La cour de révision se demande dès lors si la décision et sa justification possèdent les attributs de la raisonnabilité.  Le caractère raisonnable tient principalement à la justification de la décision, à la transparence et à l’intelligibilité du processus décisionnel, ainsi qu’à l’appartenance de la décision aux issues possibles acceptables pouvant se justifier au regard des faits et du droit.

VII.          Observations de la demanderesse

[28]           La demanderesse affirme que les préoccupations quant à la crédibilité soulevées par la SPR ont rendu la décision de celle‑ci déraisonnable et que la SPR a omis d’apprécier la protection de l’État. Elle a présenté de nombreux documents corroborants personnels, mais il semble que seule une liste prédéterminée de documents convaincrait la SPR de la véracité de sa demande d’asile.

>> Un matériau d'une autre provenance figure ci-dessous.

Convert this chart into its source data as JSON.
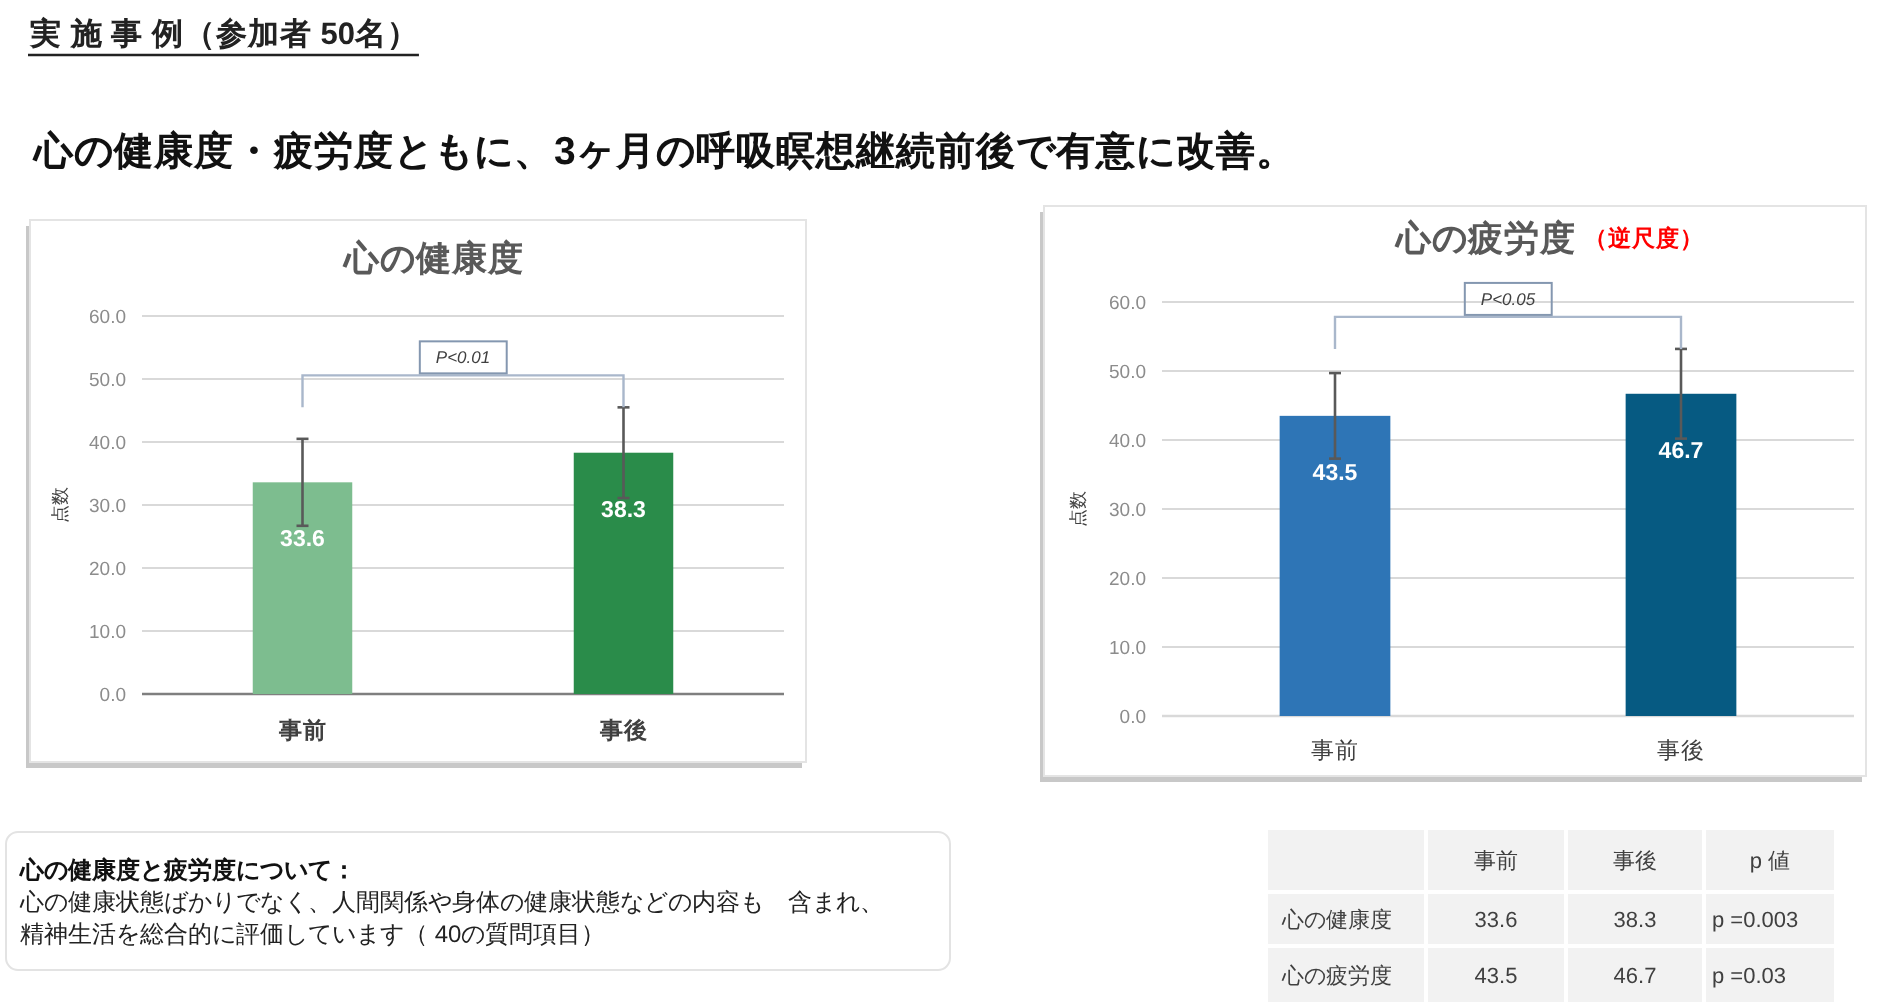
{
  "chart_data": [
    {
      "type": "other",
      "subtitle": "実 施 事 例（参加者 50名）",
      "title": "心の健康度・疲労度ともに、3ヶ月の呼吸瞑想継続前後で有意に改善。"
    },
    {
      "type": "bar",
      "title": "心の健康度",
      "ylabel": "点数",
      "categories": [
        "事前",
        "事後"
      ],
      "values": [
        33.6,
        38.3
      ],
      "colors": [
        "#7dbd8f",
        "#2a8c4a"
      ],
      "errors": [
        6.9,
        7.2
      ],
      "data_labels": true,
      "ylim": [
        0,
        60
      ],
      "yticks": [
        {
          "value": 0,
          "label": "0.0"
        },
        {
          "value": 10,
          "label": "10.0"
        },
        {
          "value": 20,
          "label": "20.0"
        },
        {
          "value": 30,
          "label": "30.0"
        },
        {
          "value": 40,
          "label": "40.0"
        },
        {
          "value": 50,
          "label": "50.0"
        },
        {
          "value": 60,
          "label": "60.0"
        }
      ],
      "grid": "y",
      "annotations": [
        "P<0.01"
      ]
    },
    {
      "type": "bar",
      "title": "心の疲労度",
      "subtitle": "（逆尺度）",
      "ylabel": "点数",
      "categories": [
        "事前",
        "事後"
      ],
      "values": [
        43.5,
        46.7
      ],
      "colors": [
        "#2e75b6",
        "#065a82"
      ],
      "errors": [
        6.2,
        6.5
      ],
      "data_labels": true,
      "ylim": [
        0,
        60
      ],
      "yticks": [
        {
          "value": 0,
          "label": "0.0"
        },
        {
          "value": 10,
          "label": "10.0"
        },
        {
          "value": 20,
          "label": "20.0"
        },
        {
          "value": 30,
          "label": "30.0"
        },
        {
          "value": 40,
          "label": "40.0"
        },
        {
          "value": 50,
          "label": "50.0"
        },
        {
          "value": 60,
          "label": "60.0"
        }
      ],
      "grid": "y",
      "annotations": [
        "P<0.05"
      ]
    },
    {
      "type": "other",
      "title": "心の健康度と疲労度について：",
      "annotations": [
        "心の健康状態ばかりでなく、人間関係や身体の健康状態などの内容も　含まれ、",
        "精神生活を総合的に評価しています（ 40の質問項目）"
      ]
    },
    {
      "type": "other",
      "categories": [
        "事前",
        "事後",
        "p 値"
      ],
      "y_categories": [
        "心の健康度",
        "心の疲労度"
      ],
      "cell_labels": [
        [
          "33.6",
          "38.3",
          "p =0.003"
        ],
        [
          "43.5",
          "46.7",
          "p =0.03"
        ]
      ]
    }
  ]
}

[29]           De plus, la SPR a de façon déraisonnable rejeté les documents corroborants présentés par la demanderesse, dont une lettre de ses parents, la décision de la police, le rapport de la police de Budapest, des rapports médicaux, une lettre d’un refuge pour femmes à Budapest, des courriels de menaces de son conjoint, un rapport psychiatrique et une lettre du Centre d’aide aux victimes d’agressions sexuelles et de violence conjugale du Women’s College Hospital (hôpital universitaire pour femmes).

VIII.       Observatlions du défendeur

[30]           Le défendeur soutient que, malgré le fait que la demanderesse ne souscrit pas aux conclusions de la SPR et a fourni des explications et proposé d’autres conclusions que la SPR aurait pu tirer, elle n’a pas démontré que la moindre conclusion de la SPR soit abusive ou arbitraire ou ne corresponde pas aux éléments de preuve.

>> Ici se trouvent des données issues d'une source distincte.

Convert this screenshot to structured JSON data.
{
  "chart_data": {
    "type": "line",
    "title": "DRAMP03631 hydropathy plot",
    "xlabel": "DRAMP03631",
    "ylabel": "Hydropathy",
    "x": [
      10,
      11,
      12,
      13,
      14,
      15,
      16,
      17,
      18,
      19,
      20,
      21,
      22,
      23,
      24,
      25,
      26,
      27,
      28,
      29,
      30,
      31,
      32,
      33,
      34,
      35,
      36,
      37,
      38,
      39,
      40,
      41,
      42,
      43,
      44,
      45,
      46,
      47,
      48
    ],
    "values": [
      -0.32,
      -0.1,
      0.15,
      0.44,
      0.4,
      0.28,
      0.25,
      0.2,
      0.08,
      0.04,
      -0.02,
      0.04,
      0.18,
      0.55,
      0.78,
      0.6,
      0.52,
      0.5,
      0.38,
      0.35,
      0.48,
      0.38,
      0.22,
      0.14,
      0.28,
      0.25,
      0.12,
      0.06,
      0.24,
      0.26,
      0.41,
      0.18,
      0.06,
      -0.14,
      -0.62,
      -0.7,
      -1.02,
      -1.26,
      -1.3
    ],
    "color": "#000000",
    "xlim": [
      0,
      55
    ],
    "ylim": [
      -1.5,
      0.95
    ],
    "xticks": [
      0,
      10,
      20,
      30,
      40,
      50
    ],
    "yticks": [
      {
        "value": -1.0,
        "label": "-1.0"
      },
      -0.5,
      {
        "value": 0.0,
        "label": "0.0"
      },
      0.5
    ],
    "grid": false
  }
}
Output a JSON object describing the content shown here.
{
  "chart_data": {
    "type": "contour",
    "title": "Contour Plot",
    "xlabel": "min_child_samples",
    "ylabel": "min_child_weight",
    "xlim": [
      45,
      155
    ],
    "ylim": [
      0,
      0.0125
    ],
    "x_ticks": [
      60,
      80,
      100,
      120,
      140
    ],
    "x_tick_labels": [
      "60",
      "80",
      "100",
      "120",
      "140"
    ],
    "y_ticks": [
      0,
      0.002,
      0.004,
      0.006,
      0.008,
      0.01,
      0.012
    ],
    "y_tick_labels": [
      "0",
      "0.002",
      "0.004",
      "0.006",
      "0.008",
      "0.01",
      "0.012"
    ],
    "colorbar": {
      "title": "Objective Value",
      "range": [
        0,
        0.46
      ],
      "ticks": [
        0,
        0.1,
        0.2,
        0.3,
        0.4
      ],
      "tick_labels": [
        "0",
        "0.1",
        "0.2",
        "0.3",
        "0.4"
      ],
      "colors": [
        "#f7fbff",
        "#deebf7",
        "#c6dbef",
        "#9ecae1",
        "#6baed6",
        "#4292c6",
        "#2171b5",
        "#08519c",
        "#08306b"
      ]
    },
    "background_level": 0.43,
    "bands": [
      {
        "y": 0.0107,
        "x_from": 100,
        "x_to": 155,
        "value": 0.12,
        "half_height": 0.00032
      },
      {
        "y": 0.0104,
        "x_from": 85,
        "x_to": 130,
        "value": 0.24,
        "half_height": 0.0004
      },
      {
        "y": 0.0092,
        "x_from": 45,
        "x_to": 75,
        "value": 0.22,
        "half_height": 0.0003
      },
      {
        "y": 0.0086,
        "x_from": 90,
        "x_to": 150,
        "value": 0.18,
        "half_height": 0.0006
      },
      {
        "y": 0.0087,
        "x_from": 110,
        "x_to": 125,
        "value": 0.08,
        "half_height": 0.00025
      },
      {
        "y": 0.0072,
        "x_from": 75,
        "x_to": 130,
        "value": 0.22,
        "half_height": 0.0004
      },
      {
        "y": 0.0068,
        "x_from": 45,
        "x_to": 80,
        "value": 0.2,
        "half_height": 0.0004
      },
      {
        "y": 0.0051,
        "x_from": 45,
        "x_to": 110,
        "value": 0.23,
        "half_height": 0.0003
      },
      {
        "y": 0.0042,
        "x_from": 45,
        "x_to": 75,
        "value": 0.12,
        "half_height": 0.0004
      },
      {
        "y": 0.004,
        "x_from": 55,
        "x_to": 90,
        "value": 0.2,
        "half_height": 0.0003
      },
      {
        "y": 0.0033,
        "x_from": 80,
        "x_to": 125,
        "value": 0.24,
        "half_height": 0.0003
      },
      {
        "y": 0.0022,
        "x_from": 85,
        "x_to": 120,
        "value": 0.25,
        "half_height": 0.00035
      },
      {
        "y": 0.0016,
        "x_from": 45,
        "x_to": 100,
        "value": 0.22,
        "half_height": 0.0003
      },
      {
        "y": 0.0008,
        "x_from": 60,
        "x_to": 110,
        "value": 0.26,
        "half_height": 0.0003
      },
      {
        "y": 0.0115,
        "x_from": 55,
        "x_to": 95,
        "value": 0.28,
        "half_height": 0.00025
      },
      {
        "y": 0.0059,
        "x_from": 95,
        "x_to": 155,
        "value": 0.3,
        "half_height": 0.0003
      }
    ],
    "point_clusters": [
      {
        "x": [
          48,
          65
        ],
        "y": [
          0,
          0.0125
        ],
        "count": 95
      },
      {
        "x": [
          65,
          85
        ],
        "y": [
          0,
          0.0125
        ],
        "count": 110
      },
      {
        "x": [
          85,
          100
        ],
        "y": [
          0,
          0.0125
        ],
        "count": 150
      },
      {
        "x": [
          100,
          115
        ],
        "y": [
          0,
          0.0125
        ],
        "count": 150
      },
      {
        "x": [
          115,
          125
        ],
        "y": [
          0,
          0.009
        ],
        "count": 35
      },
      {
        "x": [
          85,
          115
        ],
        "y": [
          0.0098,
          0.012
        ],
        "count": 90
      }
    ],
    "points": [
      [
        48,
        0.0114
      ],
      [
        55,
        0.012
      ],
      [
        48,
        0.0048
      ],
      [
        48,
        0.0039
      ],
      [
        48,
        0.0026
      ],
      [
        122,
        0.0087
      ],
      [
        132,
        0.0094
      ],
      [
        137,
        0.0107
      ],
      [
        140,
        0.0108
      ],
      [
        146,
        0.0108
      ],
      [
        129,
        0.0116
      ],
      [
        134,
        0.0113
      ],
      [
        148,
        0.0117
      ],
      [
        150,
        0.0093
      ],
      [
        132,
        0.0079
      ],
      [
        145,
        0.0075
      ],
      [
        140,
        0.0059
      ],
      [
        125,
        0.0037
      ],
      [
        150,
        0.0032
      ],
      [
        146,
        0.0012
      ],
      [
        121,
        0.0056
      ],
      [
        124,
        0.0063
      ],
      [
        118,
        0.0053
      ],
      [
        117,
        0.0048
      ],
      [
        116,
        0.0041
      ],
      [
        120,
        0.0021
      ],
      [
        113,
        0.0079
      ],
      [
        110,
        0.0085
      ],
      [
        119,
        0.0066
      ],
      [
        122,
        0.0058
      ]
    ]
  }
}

[31]           Il est loisible à la SPR, à titre de principal juge des faits, de rejeter même les éléments de preuve non contredits qui ne concordent pas avec les probabilités propres à l’affaire dans son ensemble et de tirer des conclusions défavorables quant à la crédibilité en fonction de la vraisemblance, du bon sens et de la rationalité d’un récit.

[32]           La demanderesse n’a pas pu établir l’identité de son agent de persécution allégué, que ce soit à titre de son conjoint de fait ou de policier. Il était loisible à la SPR d’exiger des éléments de preuve corroborants (Ortiz-Juarez c Canada (Ministre de la Citoyenneté et de l’Immigration), 2006 CF 288, au paragraphe 7) et de souligner que la demanderesse n’avait pas fourni des documents originaux (Règles de la Section de la protection des réfugiés, DORS/2012‑256, paragraphe 42(1) (Règles de la SPR)).

IX.             Analyse

A.                Les conclusions de la SPR quant à la crédibilité sont‑elles raisonnables?

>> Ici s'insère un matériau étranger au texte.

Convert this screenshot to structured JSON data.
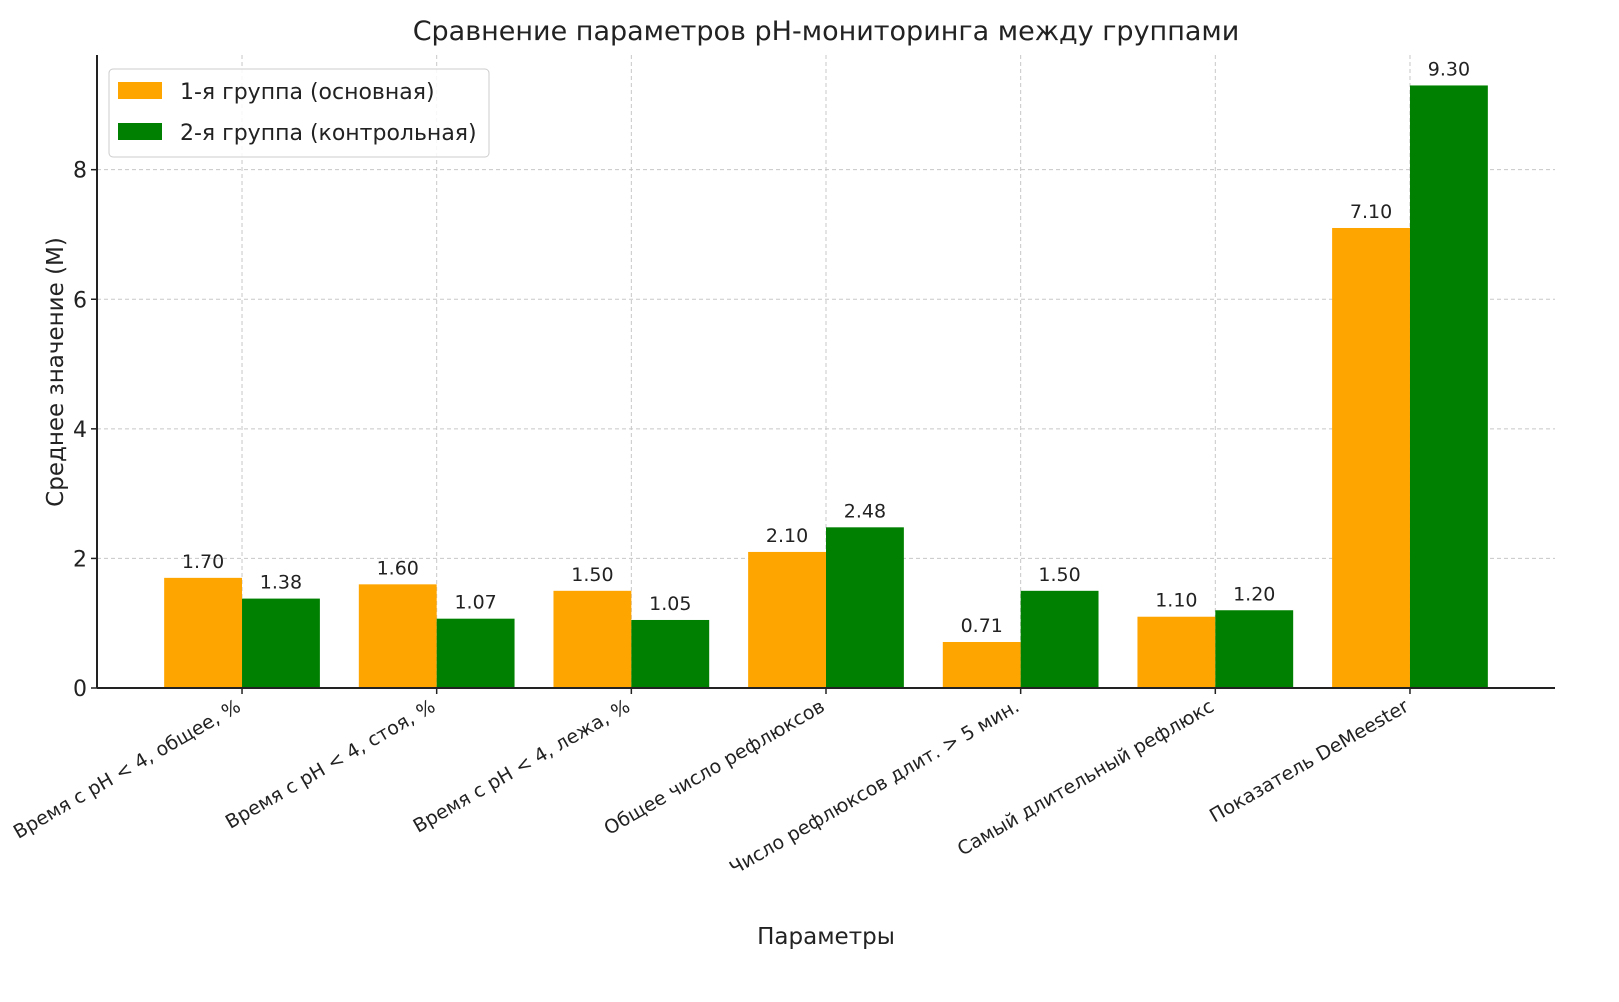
{
  "chart_data": {
    "type": "bar",
    "title": "Сравнение параметров pH-мониторинга между группами",
    "xlabel": "Параметры",
    "ylabel": "Среднее значение (M)",
    "categories": [
      "Время с pH < 4, общее, %",
      "Время с pH < 4, стоя, %",
      "Время с pH < 4, лежа, %",
      "Общее число рефлюксов",
      "Число рефлюксов длит. > 5 мин.",
      "Самый длительный рефлюкс",
      "Показатель DeMeester"
    ],
    "series": [
      {
        "name": "1-я группа (основная)",
        "color": "#FFA500",
        "values": [
          1.7,
          1.6,
          1.5,
          2.1,
          0.71,
          1.1,
          7.1
        ],
        "labels": [
          "1.70",
          "1.60",
          "1.50",
          "2.10",
          "0.71",
          "1.10",
          "7.10"
        ]
      },
      {
        "name": "2-я группа (контрольная)",
        "color": "#008000",
        "values": [
          1.38,
          1.07,
          1.05,
          2.48,
          1.5,
          1.2,
          9.3
        ],
        "labels": [
          "1.38",
          "1.07",
          "1.05",
          "2.48",
          "1.50",
          "1.20",
          "9.30"
        ]
      }
    ],
    "yticks": [
      "0",
      "2",
      "4",
      "6",
      "8"
    ],
    "ylim": [
      0,
      9.77
    ],
    "grid": true,
    "legend_position": "top-left"
  }
}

[33]           Les motifs rendus par la SPR soulèvent la question de savoir s’il lui était loisible de conclure que la demanderesse n’était pas crédible en raison de l’absence de certains éléments de preuve corroborants.

[34]           Il est reconnu que le témoignage d’un demandeur d’asile bénéficie de la présomption de véracité sauf s’il existe une raison de douter de sa véracité (Maldonado c Canada (Ministre de l’Emploi et de l’Immigration), [1980] 2 CF 302 (CA), au paragraphe 5 [Maldonado]). Par conséquent, il n’existe pas d’obligation générale de corroboration. Il est par conséquent erroné de tirer une conclusion quant à la crédibilité en fonction de la seule absence d’éléments de preuve corroborants (Ndjavera c Canada (Citoyenneté et Immigration), 2013 CF 452, au paragraphe 6).

[35]           Toutefois, il est aussi bien établi, et j’en conviens, qu’il incombe au demandeur d’asile d’établir les éléments de sa demande d’asile (Règles de la SPR, article 11; Ismaili c Canada (Citoyenneté et Immigration), 2014 CF 84, aux paragraphes 32 à 34 [Ismaili]).

[36]           Selon la jurisprudence, même si la SPR peut ne pas tirer d’inférences défavorables du seul fait qu’un demandeur d’asile n’a pas fourni de documents extrinsèques corroborant sa demande d’asile, lorsqu’il existe des raisons valides de douter de sa crédibilité, la SPR peut légitimement prendre en compte le fait que le demandeur d’asile n’a pas fourni de tels documents pour tirer sa conclusion quant à la crédibilité si elle n’accepte pas l’explication du demandeur quant à la raison pour laquelle il n’a pas fourni les documents (Ismaili, aux paragraphes 36 à 56). La juge Tremblay‑Lamer a expliqué clairement ce principe dans Dundar c Canada (Citoyenneté et Immigration), 2013 CF 452 [Dundar] en ces termes :

21        Dans la décision Amarapala c. Canada (Ministre de la Citoyenneté et de l’Immigration), 2004 CF 12, [2004] A.C.F. no 62 (QL), au paragraphe 10, le juge Kelen a abordé cette question lorsqu’il a fait valoir ce qui suit :

Il est bien établi qu'un tribunal ne peut tirer de conclusions négatives du seul fait qu'un demandeur d'asile n'a pas transmis de documents extrinsèques pour corroborer sa demande. Cependant, lorsqu'un tribunal a des motifs valables de douter de la crédibilité d'un demandeur, le fait que celui-ci n'ait pas transmis de documents corroborants est un facteur dont il peut à bon droit tenir compte s'il n'accepte pas l'explication du demandeur quant à la raison pour laquelle il n'a pas transmis ces documents.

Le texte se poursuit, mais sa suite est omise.